“It’s your decision! We’ll support any decision you make!” I told my 28-year-old daughter a few months ago. I felt proud of myself, maybe even a little smug, that I was not repeating my mother’s mistakes. She used any opportunity to passive-aggressively show her displeasure with plans my husband and I made as we “grew up” as a couple. I was a better mom, a lot more aware. I’m doing the inner work, and I can be there for my daughter without trying to control her decisions.
Hovering over my children used to be my style. I had to use the tools I teach to others to catch myself whenever I became a helicopter mom—especially as my children grew into adults.
My motherhood self-discovery process led to the creation of my “I want to do less; I want to do more” lists, which I shared in my blog, “The Mother’s Guide to Growing Up with Your Adult Children.” This blog received a lot of good feedback—it clearly struck a chord with a number of you who are adjusting to the fact that your kids are grown-ups now too!
My intention to let my daughter find her own way worked for a few months. I chose to be a listener and only gave advice when asked. I even let my husband have it after he firmly shared his opinion with our daughter on a video call. We were preparing to visit her 6,000 miles away in Israel, and he was NOT going to ruin our visit on MY watch. I did what I could to prepare us both to show up as supportive, not-at-all-controlling parents.
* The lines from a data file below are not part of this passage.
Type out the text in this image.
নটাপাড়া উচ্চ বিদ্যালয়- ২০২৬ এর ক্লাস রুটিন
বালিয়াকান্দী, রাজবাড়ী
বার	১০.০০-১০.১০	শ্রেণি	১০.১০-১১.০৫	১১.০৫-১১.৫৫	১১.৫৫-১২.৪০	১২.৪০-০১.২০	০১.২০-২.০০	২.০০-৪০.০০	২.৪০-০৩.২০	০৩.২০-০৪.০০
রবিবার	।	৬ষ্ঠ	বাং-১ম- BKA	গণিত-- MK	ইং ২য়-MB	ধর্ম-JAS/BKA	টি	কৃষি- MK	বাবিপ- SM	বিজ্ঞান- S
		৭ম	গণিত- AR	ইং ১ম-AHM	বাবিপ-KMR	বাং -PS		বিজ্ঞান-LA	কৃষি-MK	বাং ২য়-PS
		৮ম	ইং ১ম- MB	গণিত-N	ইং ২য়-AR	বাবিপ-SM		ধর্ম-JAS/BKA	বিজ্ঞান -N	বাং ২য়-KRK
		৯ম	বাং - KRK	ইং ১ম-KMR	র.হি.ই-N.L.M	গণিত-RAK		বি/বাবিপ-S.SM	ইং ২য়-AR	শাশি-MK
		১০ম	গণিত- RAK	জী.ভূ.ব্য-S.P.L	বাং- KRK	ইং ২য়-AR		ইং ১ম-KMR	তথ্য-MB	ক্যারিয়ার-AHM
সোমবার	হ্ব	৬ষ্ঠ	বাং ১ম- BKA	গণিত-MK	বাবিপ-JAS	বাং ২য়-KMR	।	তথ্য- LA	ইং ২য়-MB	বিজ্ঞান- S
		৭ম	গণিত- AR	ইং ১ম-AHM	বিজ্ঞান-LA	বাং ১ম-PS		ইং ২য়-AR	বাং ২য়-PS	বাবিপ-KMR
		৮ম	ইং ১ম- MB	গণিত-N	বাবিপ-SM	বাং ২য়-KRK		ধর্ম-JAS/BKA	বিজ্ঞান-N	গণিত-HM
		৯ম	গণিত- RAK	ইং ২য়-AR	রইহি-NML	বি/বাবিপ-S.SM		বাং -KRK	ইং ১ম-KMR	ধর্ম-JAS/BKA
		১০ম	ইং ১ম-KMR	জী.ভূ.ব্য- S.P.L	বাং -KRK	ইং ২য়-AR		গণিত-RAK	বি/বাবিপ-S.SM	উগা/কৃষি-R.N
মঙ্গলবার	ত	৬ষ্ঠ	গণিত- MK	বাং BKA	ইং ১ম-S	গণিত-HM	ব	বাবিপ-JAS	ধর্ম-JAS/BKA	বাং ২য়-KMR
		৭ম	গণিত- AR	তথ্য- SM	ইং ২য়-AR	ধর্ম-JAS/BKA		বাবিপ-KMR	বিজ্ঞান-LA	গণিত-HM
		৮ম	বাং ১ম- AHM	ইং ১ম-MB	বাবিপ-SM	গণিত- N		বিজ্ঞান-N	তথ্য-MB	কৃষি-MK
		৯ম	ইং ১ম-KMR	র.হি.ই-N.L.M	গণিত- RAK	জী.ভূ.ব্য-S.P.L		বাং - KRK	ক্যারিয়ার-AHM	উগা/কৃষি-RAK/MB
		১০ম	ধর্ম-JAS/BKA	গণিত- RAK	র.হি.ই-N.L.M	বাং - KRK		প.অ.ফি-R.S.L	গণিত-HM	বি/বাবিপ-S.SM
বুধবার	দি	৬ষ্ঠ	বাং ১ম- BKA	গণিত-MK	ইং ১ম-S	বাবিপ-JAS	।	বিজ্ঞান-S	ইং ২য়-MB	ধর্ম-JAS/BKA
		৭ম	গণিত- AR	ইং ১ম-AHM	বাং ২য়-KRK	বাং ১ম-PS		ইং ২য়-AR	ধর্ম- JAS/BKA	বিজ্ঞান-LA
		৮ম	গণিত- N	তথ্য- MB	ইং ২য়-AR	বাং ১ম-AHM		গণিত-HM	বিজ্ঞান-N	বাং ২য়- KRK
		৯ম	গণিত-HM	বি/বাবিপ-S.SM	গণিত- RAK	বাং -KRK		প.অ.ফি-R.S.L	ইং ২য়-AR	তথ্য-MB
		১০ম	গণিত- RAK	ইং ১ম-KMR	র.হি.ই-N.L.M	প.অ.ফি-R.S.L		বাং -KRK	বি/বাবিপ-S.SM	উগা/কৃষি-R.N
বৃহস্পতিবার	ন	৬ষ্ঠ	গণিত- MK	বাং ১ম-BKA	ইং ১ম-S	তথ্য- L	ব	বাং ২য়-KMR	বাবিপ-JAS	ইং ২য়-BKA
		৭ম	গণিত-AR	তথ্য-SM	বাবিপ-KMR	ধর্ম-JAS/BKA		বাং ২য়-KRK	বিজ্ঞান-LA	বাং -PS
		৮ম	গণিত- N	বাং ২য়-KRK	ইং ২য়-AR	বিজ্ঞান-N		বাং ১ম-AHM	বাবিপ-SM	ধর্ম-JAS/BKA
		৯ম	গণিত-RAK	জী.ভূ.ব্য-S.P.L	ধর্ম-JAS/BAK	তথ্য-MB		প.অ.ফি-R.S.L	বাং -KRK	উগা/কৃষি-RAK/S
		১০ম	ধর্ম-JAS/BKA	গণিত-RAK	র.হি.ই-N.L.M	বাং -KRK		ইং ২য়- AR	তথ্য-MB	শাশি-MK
I’m not sure if it was God’s sense of humor or simply a reminder of one of my spiritual lessons, but it didn’t take long before I messed up.
Maybe I forgot to pack my “I want to do less; I want to do more” lists, or the jetlag affected my memory. In the first few days of our visit to Israel, I reconnected with my over-the-top self who loves to take control and assume responsibility. You know, to be helpful.
The good news is that, unlike in my relationship with my mother, which was not based on open, honest communication, my daughter called me on my behavior. “You’re seven steps ahead of me,” she said, “You’re deciding on things I’m not even ready to talk about yet.”
My husband, who I had been so worried about before the trip, rescued me when I pushed boundaries, suggesting we take a step back and let my daughter make the decisions.
With their kind reminders, I activated my tools to turn the situation around, stop relying on my old tendencies, and show up as the better version of myself that I (and my family) prefer.
Crisis averted. Before returning to the U.S., we had a nice lunch with our daughter in a favorite restaurant on the beach in Tel-Aviv. I asked if we had anything to “clean” before we left. We all shared and left in a good place.
Back at home, I reflected on the whole experience during my self-Reiki and meditation practice.
The higher guidance I received helped me to see things in proportion. I was carried away into my old “taking over” tendency. Once she and my husband pointed out my missteps, I toned it down and shifted to a more centered, grounded presence.
Was I disappointed with myself? I was. Did I feel a little ashamed? I did.
When we mess up, it’s essential to make space for shame. It is also essential to release the shame and fill up the room with self-compassion.
This past week, while connecting with the Reiki principles during my morning practice, I found new meaning in them:
Just for today, do not worry about failing to be perfect
Just for today, do not anger at yourself for messing up
Honor your teachers, your parents, your neighbors, your friends including your mother, husband, and children, who are your teachers on this journey
Just for today, live honestly even when it’s uncomfortable to admit you messed up
Just for today, be kind to all living things especially yourself
Food for thought: Can we truly be kind to ourselves if we don’t release the self-judgment and give ourselves compassion instead?